Marcos me recibió con una sonrisa en la fiesta de su eutanasia. Me presentó a su también sonriente mujer y a unos hijos ya adultos. Todos muy amables y educados. El piso estaba lleno de un animado grupo de familiares y amigos que comentaban anécdotas sobre Marcos mientras daban buena cuenta del generoso catering que habían dispuesto los anfitriones. Así me enteré de que mi paciente era un afamado arquitecto, que había jugado en las categorías inferiores del Atlético de Madrid y que era un habilidoso jugador de póker. Poco o poco, la gente se fue marchando, despidiéndose de Marcos con un fuerte abrazo, hasta que quedé yo solo. Bueno, doctor, ¿se ha divertido? No supe qué contestar a eso, así que le dije que estaba preparado para hacer mi trabajo. Me miró dubitativo. Le voy a pedir un último favor… me apetece echar el último polvo con mi mujer… seguro que usted es capaz de comprenderlo… es una buena forma de despedirse. Así que, si no le importa, le voy a dejar aquí con una copa y el mando a distancia. Está usted en su casa.

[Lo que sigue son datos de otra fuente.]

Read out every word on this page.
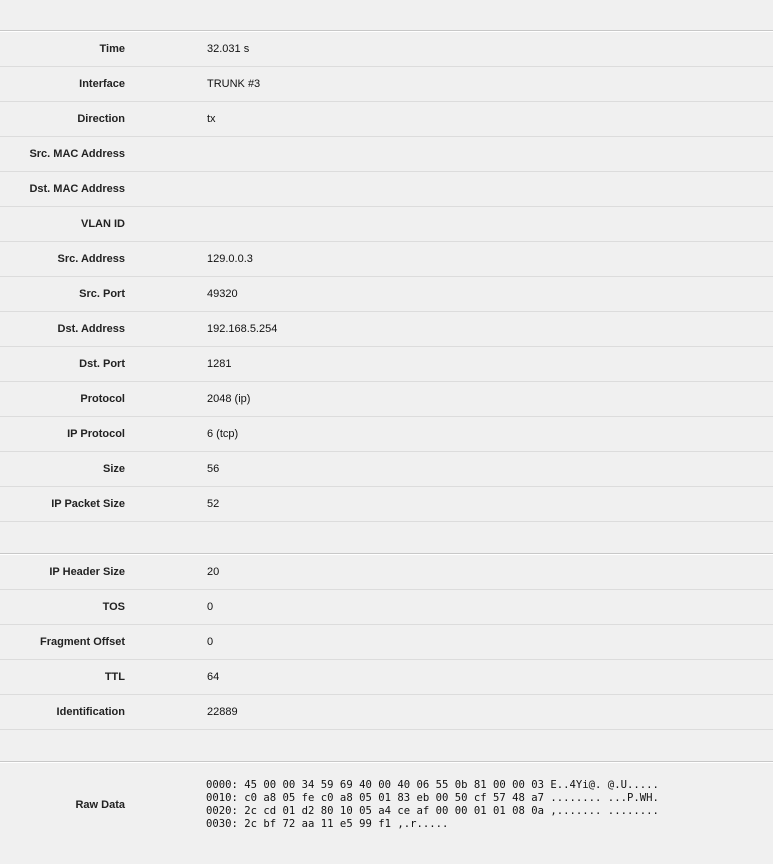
Time	32.031 s
Interface	TRUNK #3
Direction	tx
Src. MAC Address
Dst. MAC Address
VLAN ID
Src. Address	129.0.0.3
Src. Port	49320
Dst. Address	192.168.5.254
Dst. Port	1281
Protocol	2048 (ip)
IP Protocol	6 (tcp)
Size	56
IP Packet Size	52
IP Header Size	20
TOS	0
Fragment Offset	0
TTL	64
Identification	22889
Raw Data
0000: 45 00 00 34 59 69 40 00 40 06 55 0b 81 00 00 03 E..4Yi@. @.U.....
0010: c0 a8 05 fe c0 a8 05 01 83 eb 00 50 cf 57 48 a7 ........ ...P.WH.
0020: 2c cd 01 d2 80 10 05 a4 ce af 00 00 01 01 08 0a ,....... ........
0030: 2c bf 72 aa 11 e5 99 f1 ,.r.....
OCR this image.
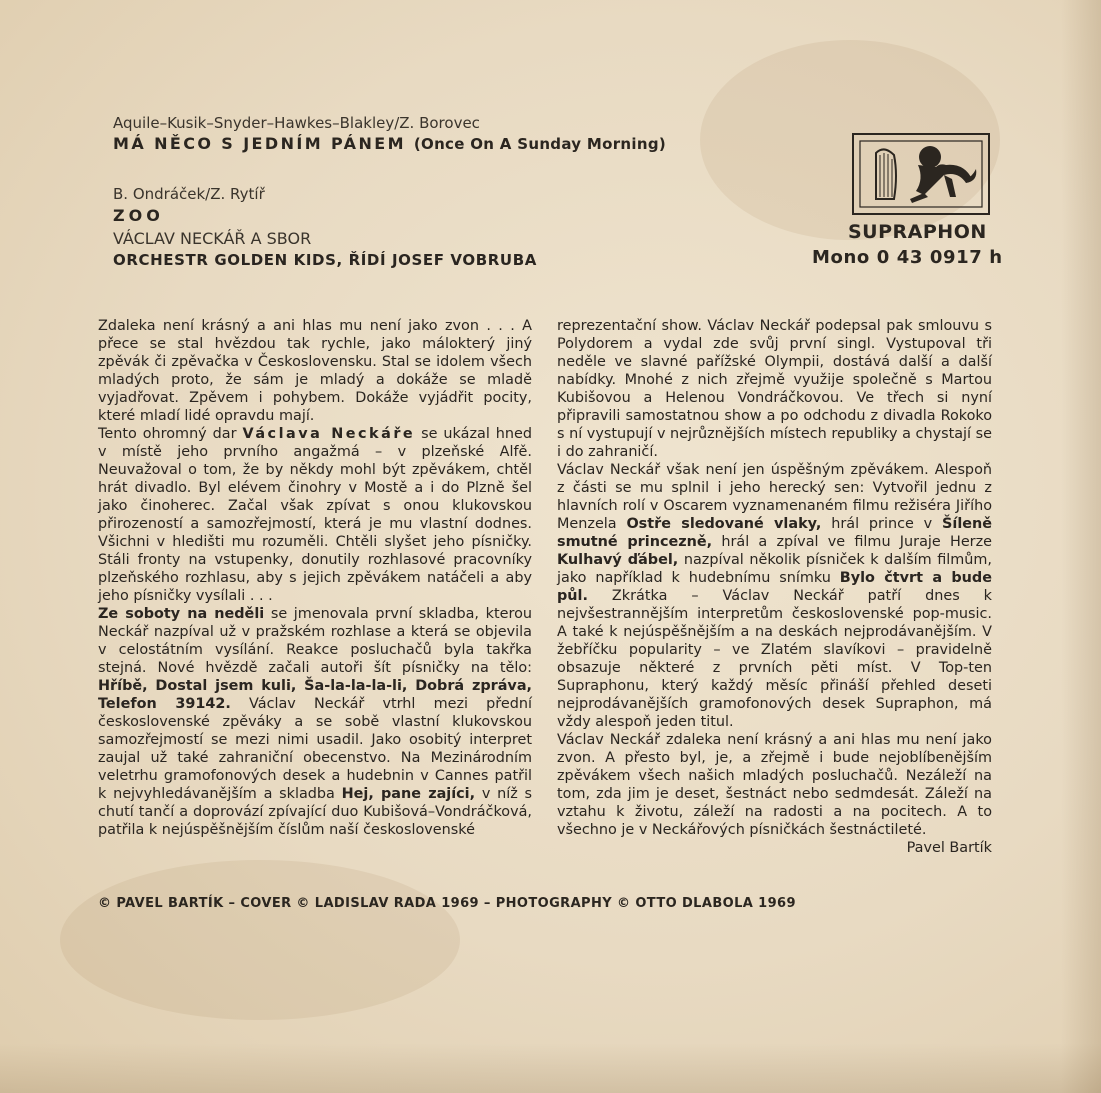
Aquile–Kusik–Snyder–Hawkes–Blakley/Z. Borovec
MÁ NĚCO S JEDNÍM PÁNEM (Once On A Sunday Morning)
B. Ondráček/Z. Rytíř
ZOO
VÁCLAV NECKÁŘ A SBOR
ORCHESTR GOLDEN KIDS, ŘÍDÍ JOSEF VOBRUBA
SUPRAPHON
Mono 0 43 0917 h

Zdaleka není krásný a ani hlas mu není jako zvon . . . A přece se stal hvězdou tak rychle, jako málokterý jiný zpěvák či zpěvačka v Československu. Stal se idolem všech mladých proto, že sám je mladý a dokáže se mladě vyjadřovat. Zpěvem i pohybem. Dokáže vyjádřit pocity, které mladí lidé opravdu mají.

Tento ohromný dar Václava Neckáře se ukázal hned v místě jeho prvního angažmá – v plzeňské Alfě. Neuvažoval o tom, že by někdy mohl být zpěvákem, chtěl hrát divadlo. Byl elévem činohry v Mostě a i do Plzně šel jako činoherec. Začal však zpívat s onou klukovskou přirozeností a samozřejmostí, která je mu vlastní dodnes. Všichni v hledišti mu rozuměli. Chtěli slyšet jeho písničky. Stáli fronty na vstupenky, donutily rozhlasové pracovníky plzeňského rozhlasu, aby s jejich zpěvákem natáčeli a aby jeho písničky vysílali . . .

Ze soboty na neděli se jmenovala první skladba, kterou Neckář nazpíval už v pražském rozhlase a která se objevila v celostátním vysílání. Reakce posluchačů byla takřka stejná. Nové hvězdě začali autoři šít písničky na tělo: Hříbě, Dostal jsem kuli, Ša-la-la-la-li, Dobrá zpráva, Telefon 39142. Václav Neckář vtrhl mezi přední československé zpěváky a se sobě vlastní klukovskou samozřejmostí se mezi nimi usadil. Jako osobitý interpret zaujal už také zahraniční obecenstvo. Na Mezinárodním veletrhu gramofonových desek a hudebnin v Cannes patřil k nejvyhledávanějším a skladba Hej, pane zajíci, v níž s chutí tančí a doprovází zpívající duo Kubišová–Vondráčková, patřila k nejúspěšnějším číslům naší československé

reprezentační show. Václav Neckář podepsal pak smlouvu s Polydorem a vydal zde svůj první singl. Vystupoval tři neděle ve slavné pařížské Olympii, dostává další a další nabídky. Mnohé z nich zřejmě využije společně s Martou Kubišovou a Helenou Vondráčkovou. Ve třech si nyní připravili samostatnou show a po odchodu z divadla Rokoko s ní vystupují v nejrůznějších místech republiky a chystají se i do zahraničí.

Václav Neckář však není jen úspěšným zpěvákem. Alespoň z části se mu splnil i jeho herecký sen: Vytvořil jednu z hlavních rolí v Oscarem vyznamenaném filmu režiséra Jiřího Menzela Ostře sledované vlaky, hrál prince v Šíleně smutné princezně, hrál a zpíval ve filmu Juraje Herze Kulhavý ďábel, nazpíval několik písniček k dalším filmům, jako například k hudebnímu snímku Bylo čtvrt a bude půl. Zkrátka – Václav Neckář patří dnes k nejvšestrannějším interpretům československé pop-music. A také k nejúspěšnějším a na deskách nejprodávanějším. V žebříčku popularity – ve Zlatém slavíkovi – pravidelně obsazuje některé z prvních pěti míst. V Top-ten Supraphonu, který každý měsíc přináší přehled deseti nejprodávanějších gramofonových desek Supraphon, má vždy alespoň jeden titul.

Václav Neckář zdaleka není krásný a ani hlas mu není jako zvon. A přesto byl, je, a zřejmě i bude nejoblíbenějším zpěvákem všech našich mladých posluchačů. Nezáleží na tom, zda jim je deset, šestnáct nebo sedmdesát. Záleží na vztahu k životu, záleží na radosti a na pocitech. A to všechno je v Neckářových písničkách šestnáctileté.

Pavel Bartík
© PAVEL BARTÍK – COVER © LADISLAV RADA 1969 – PHOTOGRAPHY © OTTO DLABOLA 1969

Como un idiota, me quedé frente al televisor, luchando contra el sueño y contando las horas. A eso de las cuatro de la mañana, mi paciente entró en el salón. Lo siento mucho, doctor, he abusado de su confianza… y no sé cómo decirle esto… pero estando en la cama, con mi mujer, he cambiado de idea y he decidido esperar unos días más antes de ponerle fin a mi vida. Una vez más, confío en su comprensión. Esta vez no me sorprendió, había tenido mucho tiempo para pensar. Marcos, después de muchos años de ejercicio, creo conocer bastante bien la naturaleza humana. Ya había contado con esto, así que no se preocupe. En mi maletín está el cóctel que había preparado para su eutanasia, pero también la dosis de medicación que le tocaba para su cáncer, así que le pondré ésta y esperaré pacientemente a que me vuelva a llamar. Esta vez el asombrado fue él. Titubeó. ¿De verdad que no está molesto, doctor? Ni mucho menos, Marcos, le entiendo perfectamente. Acérquese a que le ponga su medicación. En cuanto extendió el brazo le aticé un buen chute del Dormicum que tenía preparado. No sé si imaginé una expresión de reproche en su rostro antes de que se quedase profundamente dormido, pero me dio igual. Le cogí una vía y le inyecté una dosis letal de curarizante. No esperé, recogí mis cosas y, al salir, pensé que hubiera sido feo llevarle la contraria a Homero.